“Man I am glad I got stopped out when I did…look where the market is trading now!” This is probably a true statement if the market really went in the opposite direction that you thought it would go. But what if you were a part of the market move after you were stopped out?!
Buying on support and/or selling against resistance are not new concepts. Chances are you have traded on both of these ideas. But what about the times when you were wrong? What happens to the price action after you were stopped out? Was there a trading opportunity missed?
A strategy that some traders look to employ is to make my stop loss order a 2 lot when trading a buy support or sell resistance type strategy. Let’s think about that idea and discuss what it means.
Any trades are educational examples only. They do not include commissions and fees.
Let’s say you want to buy a market where there is a level of support that you'd like to see the market bounce off of. BUT, under this level of support, there is a decent amount of possible downside price action if this support level does not hold. So, you will enter the buy order at this area of support and put the stop loss order underneath this level of support. BUT, you will make the stop order to sell a 2 lot!
(Traders call it the Break Flip 2 Stop Strategy. If we break support or resistance, you flip the position with a 2 lot Stop order)

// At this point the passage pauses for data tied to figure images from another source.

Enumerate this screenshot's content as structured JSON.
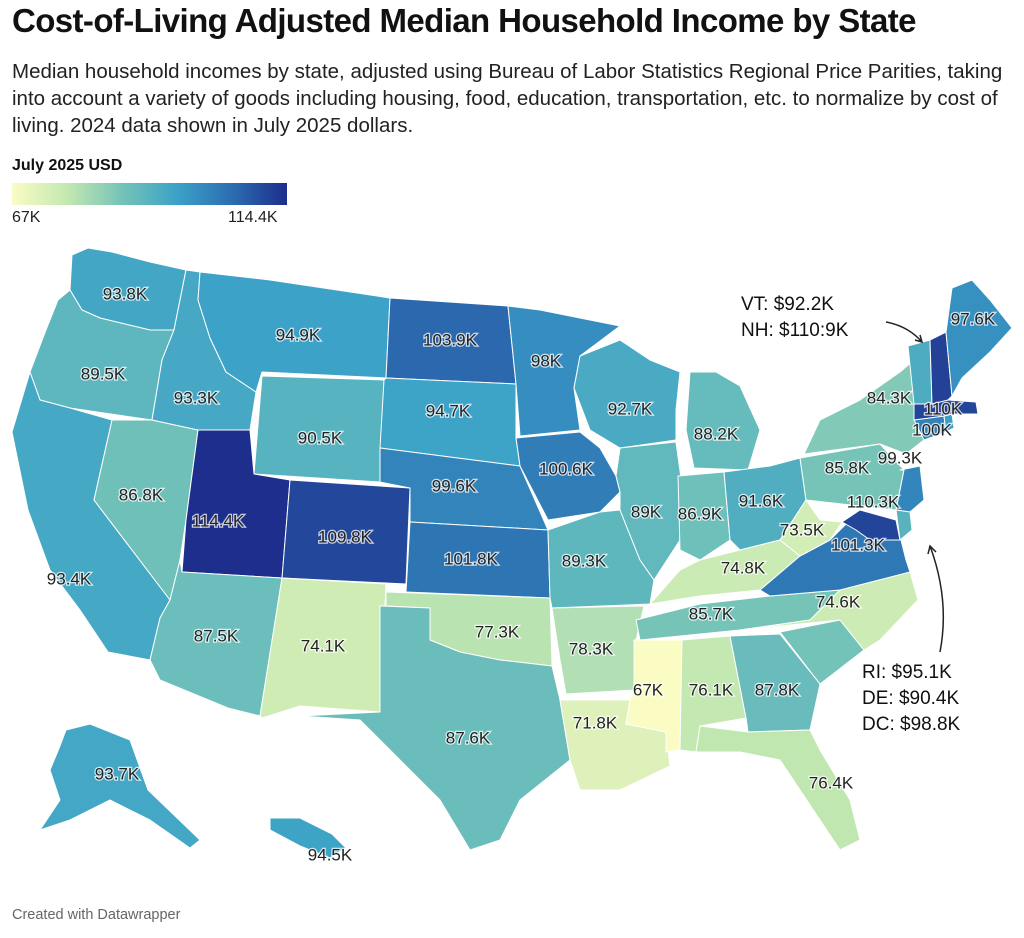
{
  "title": "Cost-of-Living Adjusted Median Household Income by State",
  "description": "Median household incomes by state, adjusted using Bureau of Labor Statistics Regional Price Parities, taking into account a variety of goods including housing, food, education, transportation, etc. to normalize by cost of living. 2024 data shown in July 2025 dollars.",
  "legend": {
    "title": "July 2025 USD",
    "min_label": "67K",
    "max_label": "114.4K",
    "min": 67.0,
    "max": 114.4
  },
  "colors": {
    "low": "#fbfbc4",
    "high": "#1d2e8c"
  },
  "annotations": {
    "ne_1": "VT: $92.2K",
    "ne_2": "NH: $110:9K",
    "se_1": "RI: $95.1K",
    "se_2": "DE: $90.4K",
    "se_3": "DC: $98.8K"
  },
  "footer": "Created with Datawrapper",
  "chart_data": {
    "type": "choropleth",
    "unit": "K USD (July 2025 dollars)",
    "states": {
      "WA": {
        "label": "93.8K",
        "value": 93.8
      },
      "OR": {
        "label": "89.5K",
        "value": 89.5
      },
      "CA": {
        "label": "93.4K",
        "value": 93.4
      },
      "NV": {
        "label": "86.8K",
        "value": 86.8
      },
      "ID": {
        "label": "93.3K",
        "value": 93.3
      },
      "MT": {
        "label": "94.9K",
        "value": 94.9
      },
      "WY": {
        "label": "90.5K",
        "value": 90.5
      },
      "UT": {
        "label": "114.4K",
        "value": 114.4
      },
      "CO": {
        "label": "109.8K",
        "value": 109.8
      },
      "AZ": {
        "label": "87.5K",
        "value": 87.5
      },
      "NM": {
        "label": "74.1K",
        "value": 74.1
      },
      "ND": {
        "label": "103.9K",
        "value": 103.9
      },
      "SD": {
        "label": "94.7K",
        "value": 94.7
      },
      "NE": {
        "label": "99.6K",
        "value": 99.6
      },
      "KS": {
        "label": "101.8K",
        "value": 101.8
      },
      "OK": {
        "label": "77.3K",
        "value": 77.3
      },
      "TX": {
        "label": "87.6K",
        "value": 87.6
      },
      "MN": {
        "label": "98K",
        "value": 98.0
      },
      "IA": {
        "label": "100.6K",
        "value": 100.6
      },
      "MO": {
        "label": "89.3K",
        "value": 89.3
      },
      "AR": {
        "label": "78.3K",
        "value": 78.3
      },
      "LA": {
        "label": "71.8K",
        "value": 71.8
      },
      "WI": {
        "label": "92.7K",
        "value": 92.7
      },
      "IL": {
        "label": "89K",
        "value": 89.0
      },
      "MI": {
        "label": "88.2K",
        "value": 88.2
      },
      "IN": {
        "label": "86.9K",
        "value": 86.9
      },
      "OH": {
        "label": "91.6K",
        "value": 91.6
      },
      "KY": {
        "label": "74.8K",
        "value": 74.8
      },
      "TN": {
        "label": "85.7K",
        "value": 85.7
      },
      "MS": {
        "label": "67K",
        "value": 67.0
      },
      "AL": {
        "label": "76.1K",
        "value": 76.1
      },
      "GA": {
        "label": "87.8K",
        "value": 87.8
      },
      "FL": {
        "label": "76.4K",
        "value": 76.4
      },
      "SC": {
        "label": "",
        "value": null
      },
      "NC": {
        "label": "74.6K",
        "value": 74.6
      },
      "VA": {
        "label": "101.3K",
        "value": 101.3
      },
      "WV": {
        "label": "73.5K",
        "value": 73.5
      },
      "PA": {
        "label": "85.8K",
        "value": 85.8
      },
      "NY": {
        "label": "84.3K",
        "value": 84.3
      },
      "NJ": {
        "label": "99.3K",
        "value": 99.3
      },
      "MD": {
        "label": "110.3K",
        "value": 110.3
      },
      "DE": {
        "label": "",
        "value": 90.4
      },
      "CT": {
        "label": "100K",
        "value": 100.0
      },
      "RI": {
        "label": "",
        "value": 95.1
      },
      "MA": {
        "label": "110K",
        "value": 110.0
      },
      "VT": {
        "label": "",
        "value": 92.2
      },
      "NH": {
        "label": "",
        "value": 110.9
      },
      "ME": {
        "label": "97.6K",
        "value": 97.6
      },
      "AK": {
        "label": "93.7K",
        "value": 93.7
      },
      "HI": {
        "label": "94.5K",
        "value": 94.5
      }
    }
  }
}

One will exit the one long position and the 2nd will initiate a brand new position making you short a contract. Traders do this to participate in this possible penetration of a support level. Their thought process is that if the support level does not hold and they're wrong about the initial long position, you want to be short the market moving forward. So as the initial long position gets stopped out, you would realize your losses on the first trade and immediately initiate a short position based on the break of the support level, thus trying to potentially take advantage of a possible move lower at that point.
Let’s say the trader buys the July Kansas City Wheat contract at 740’0
The stop price would be 730’0…but you would make it a 2 lot.

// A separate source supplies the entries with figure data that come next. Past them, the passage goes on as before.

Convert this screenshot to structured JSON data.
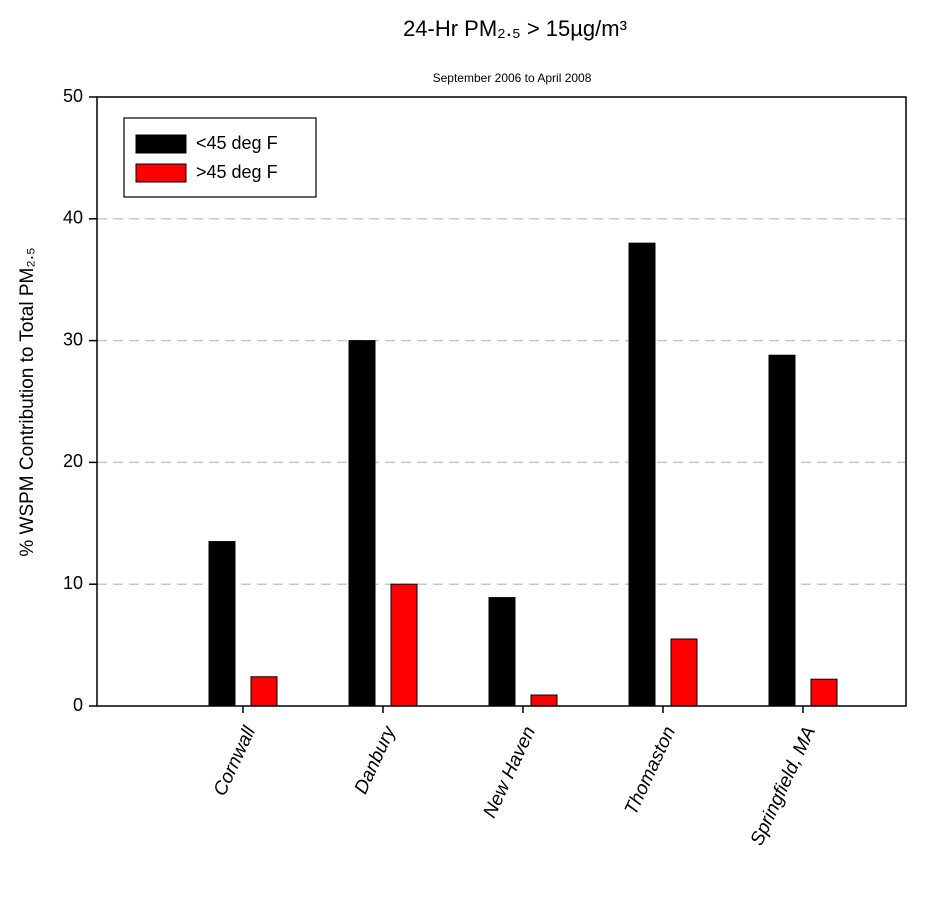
{
  "chart_data": {
    "type": "bar",
    "title": "24-Hr PM₂.₅ > 15µg/m³",
    "subtitle": "September 2006 to April 2008",
    "y_label": "% WSPM Contribution to Total PM₂.₅",
    "categories": [
      "Cornwall",
      "Danbury",
      "New Haven",
      "Thomaston",
      "Springfield, MA"
    ],
    "series": [
      {
        "name": "<45 deg F",
        "color": "#000000",
        "values": [
          13.5,
          30,
          8.9,
          38,
          28.8
        ]
      },
      {
        "name": ">45 deg F",
        "color": "#ff0000",
        "values": [
          2.4,
          10,
          0.9,
          5.5,
          2.2
        ]
      }
    ],
    "ylim": [
      0,
      50
    ],
    "yticks": [
      0,
      10,
      20,
      30,
      40,
      50
    ],
    "grid": true,
    "legend": "upper left"
  }
}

Thought process: If this 730’0 level does NOT hold, you may want to initiate a short position at the exact same time looking at a market that may begin to trade lower and into the yellow shaded box.
Have a look:
Any trades are educational examples only. They do not include commissions and fees.
The same strategy could be used when you are trying to sell resistance or selling a double top. If you are wrong and the market breaks to the upside, you would take the loss on the initial short position, but immediately put on a long position to potentially catch a move higher based on the resistance level not holding.
Let's say the trader wants to sell the Canadian Dollar at 91.00
The trader puts the stop loss order at 91.60… but makes it a 2 lot.
Thought process: If this 91.60 level does NOT hold, you may want to initiate a long position at the exact same time looking at a market that may begin to trade higher (see yellow shaded box).
Have a look:
Any trades are educational examples only. They do not include commissions and fees.
By no means is this a foolproof option that works every time. And of course, there are certain levels and/or trade ideas where this strategy may not be a good fit at all. It is merely an idea that tries to recognize when you are wrong, exiting your current futures contract and flipping your position the other way to potentially trade a market that may have a decent break-out ahead of it.
Please note: A new stop loss order will need to be entered once your reversal play has been executed. Unless of course, you have the capability to place OSO (One Signals Other) contingency orders. In my opinion, a good rule of thumb for a level to consider is the entry-level from the previous trade.
If you understand the strategy and are comfortable with the execution, look to add it to your arsenal of trade idea strategies.